The delivery was made solemnly on June 13, 2007 and was also received by his wife, the authentic and discreet counterpoint, held back on so many occasions, that the president of the UCAM had. Again, in 2011, he was also a recipient of the 2011 Giuseppe Sciacca International Prize, from the Pontifical Urbaniana University in Rome. The relationship was maintained with the current Pope Francis, who also received him on various occasions.
Mendoza, apart from countless aid to charitable causes, among which is the support of entire convents, did not turn its back on the Nazarene world either. His money made it possible to embellish processions with liturgical trousseaus or promote the restoration of chapels. This is the case of the Chapel of the Fallen of the California Brotherhood of Cartagena or the Chapel of the Virgen de la Piedad, in the parish of the same name.
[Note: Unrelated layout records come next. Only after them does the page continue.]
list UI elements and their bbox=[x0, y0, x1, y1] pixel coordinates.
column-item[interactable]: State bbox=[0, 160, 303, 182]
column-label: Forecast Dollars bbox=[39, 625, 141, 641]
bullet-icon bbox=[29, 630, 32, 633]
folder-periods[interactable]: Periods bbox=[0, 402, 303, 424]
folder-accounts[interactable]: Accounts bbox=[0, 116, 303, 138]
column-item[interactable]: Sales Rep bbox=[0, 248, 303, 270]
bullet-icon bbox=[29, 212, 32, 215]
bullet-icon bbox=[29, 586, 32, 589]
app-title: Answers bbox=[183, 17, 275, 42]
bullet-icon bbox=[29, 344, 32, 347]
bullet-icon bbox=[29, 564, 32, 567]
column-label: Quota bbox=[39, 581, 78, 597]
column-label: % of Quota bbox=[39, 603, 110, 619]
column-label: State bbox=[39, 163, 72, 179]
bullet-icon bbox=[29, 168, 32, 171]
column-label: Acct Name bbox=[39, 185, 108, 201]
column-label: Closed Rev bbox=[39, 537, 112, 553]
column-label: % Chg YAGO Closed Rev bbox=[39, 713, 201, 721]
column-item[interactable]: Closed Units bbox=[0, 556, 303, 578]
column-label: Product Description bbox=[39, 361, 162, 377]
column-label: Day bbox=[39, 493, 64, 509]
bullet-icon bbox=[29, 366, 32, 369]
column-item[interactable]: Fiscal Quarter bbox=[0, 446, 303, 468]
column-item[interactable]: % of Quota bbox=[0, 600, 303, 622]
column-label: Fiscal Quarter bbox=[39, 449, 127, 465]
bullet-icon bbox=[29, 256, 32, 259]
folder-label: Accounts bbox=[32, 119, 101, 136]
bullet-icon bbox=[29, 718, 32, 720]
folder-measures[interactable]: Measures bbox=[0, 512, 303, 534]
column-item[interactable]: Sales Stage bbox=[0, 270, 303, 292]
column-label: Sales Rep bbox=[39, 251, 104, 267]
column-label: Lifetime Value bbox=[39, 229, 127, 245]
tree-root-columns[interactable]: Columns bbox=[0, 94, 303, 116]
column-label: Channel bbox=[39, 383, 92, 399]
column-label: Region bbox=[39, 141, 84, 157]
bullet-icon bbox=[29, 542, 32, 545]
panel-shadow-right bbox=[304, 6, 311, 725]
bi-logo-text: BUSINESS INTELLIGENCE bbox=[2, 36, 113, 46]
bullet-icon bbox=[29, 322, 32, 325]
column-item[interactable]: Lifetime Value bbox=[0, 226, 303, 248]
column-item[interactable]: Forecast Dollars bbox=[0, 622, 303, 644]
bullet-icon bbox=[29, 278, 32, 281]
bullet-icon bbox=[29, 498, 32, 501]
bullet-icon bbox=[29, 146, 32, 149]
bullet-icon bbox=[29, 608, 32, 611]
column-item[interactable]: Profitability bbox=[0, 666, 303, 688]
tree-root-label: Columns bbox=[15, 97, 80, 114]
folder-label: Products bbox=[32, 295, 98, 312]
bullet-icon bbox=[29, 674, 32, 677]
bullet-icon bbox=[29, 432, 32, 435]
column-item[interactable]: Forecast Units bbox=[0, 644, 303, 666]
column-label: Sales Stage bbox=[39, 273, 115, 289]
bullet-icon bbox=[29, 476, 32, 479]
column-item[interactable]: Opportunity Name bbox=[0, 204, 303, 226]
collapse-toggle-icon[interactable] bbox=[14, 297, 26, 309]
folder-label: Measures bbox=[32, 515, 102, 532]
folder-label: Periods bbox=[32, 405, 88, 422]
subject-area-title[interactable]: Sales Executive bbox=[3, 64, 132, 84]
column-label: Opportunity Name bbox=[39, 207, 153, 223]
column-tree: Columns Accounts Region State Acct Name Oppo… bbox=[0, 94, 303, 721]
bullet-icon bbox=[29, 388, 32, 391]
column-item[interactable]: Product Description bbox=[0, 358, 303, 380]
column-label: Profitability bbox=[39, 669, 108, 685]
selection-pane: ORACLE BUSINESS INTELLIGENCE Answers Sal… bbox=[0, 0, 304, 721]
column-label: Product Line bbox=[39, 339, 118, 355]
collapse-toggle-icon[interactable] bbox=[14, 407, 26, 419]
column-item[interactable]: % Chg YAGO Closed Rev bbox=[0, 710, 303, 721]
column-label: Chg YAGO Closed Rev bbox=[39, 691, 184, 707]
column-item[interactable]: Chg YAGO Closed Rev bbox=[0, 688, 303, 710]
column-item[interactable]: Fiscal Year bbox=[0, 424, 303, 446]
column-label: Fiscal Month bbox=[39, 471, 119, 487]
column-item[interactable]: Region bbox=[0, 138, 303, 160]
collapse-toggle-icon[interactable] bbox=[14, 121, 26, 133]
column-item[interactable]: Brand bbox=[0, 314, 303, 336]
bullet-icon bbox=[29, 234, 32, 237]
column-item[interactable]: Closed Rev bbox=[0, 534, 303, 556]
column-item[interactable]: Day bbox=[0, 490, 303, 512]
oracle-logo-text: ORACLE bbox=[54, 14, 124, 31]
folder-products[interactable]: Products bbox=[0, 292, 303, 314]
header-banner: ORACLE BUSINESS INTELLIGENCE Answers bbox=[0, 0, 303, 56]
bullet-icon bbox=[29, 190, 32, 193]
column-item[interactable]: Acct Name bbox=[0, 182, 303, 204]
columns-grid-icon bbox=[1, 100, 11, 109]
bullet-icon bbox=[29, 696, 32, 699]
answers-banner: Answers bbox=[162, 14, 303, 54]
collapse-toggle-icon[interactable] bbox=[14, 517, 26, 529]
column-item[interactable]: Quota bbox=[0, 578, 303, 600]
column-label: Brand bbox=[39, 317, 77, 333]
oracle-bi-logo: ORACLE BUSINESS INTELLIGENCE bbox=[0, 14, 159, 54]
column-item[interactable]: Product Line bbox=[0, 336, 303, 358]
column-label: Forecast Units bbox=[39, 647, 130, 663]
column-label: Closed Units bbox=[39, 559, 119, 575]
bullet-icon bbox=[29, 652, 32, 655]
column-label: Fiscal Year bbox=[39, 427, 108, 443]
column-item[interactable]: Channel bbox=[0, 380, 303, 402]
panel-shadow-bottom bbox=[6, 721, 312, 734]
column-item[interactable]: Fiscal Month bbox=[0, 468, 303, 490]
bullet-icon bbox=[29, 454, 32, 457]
Perhaps his greatest legacy is the purchase and transfer of the 600 pieces that make up the valuable Neapolitan nativity scene of the brothers Emilio and Carmelo García de Castro. Mendoza donated it to the Salzillo Museum, where it can be admired. It is not surprising, therefore, that he treasured dozens of fellowship distinctions and pronounced a few proclamations. In 2012 he was named Doctor Honoris Causa by the Redemptoris Mater Theology Faculty of Lima (Peru).
With his death, one of the people from Cartagena who has had the greatest relationship with the Vatican throughout history disappears. Only surpassed by the person who was the spokesman for Pope John Paul II: Joaquín Navarro Valls. Both are only shadowed by the Count of Floridablanca, ambassador to the Holy City in 1772. To each his own.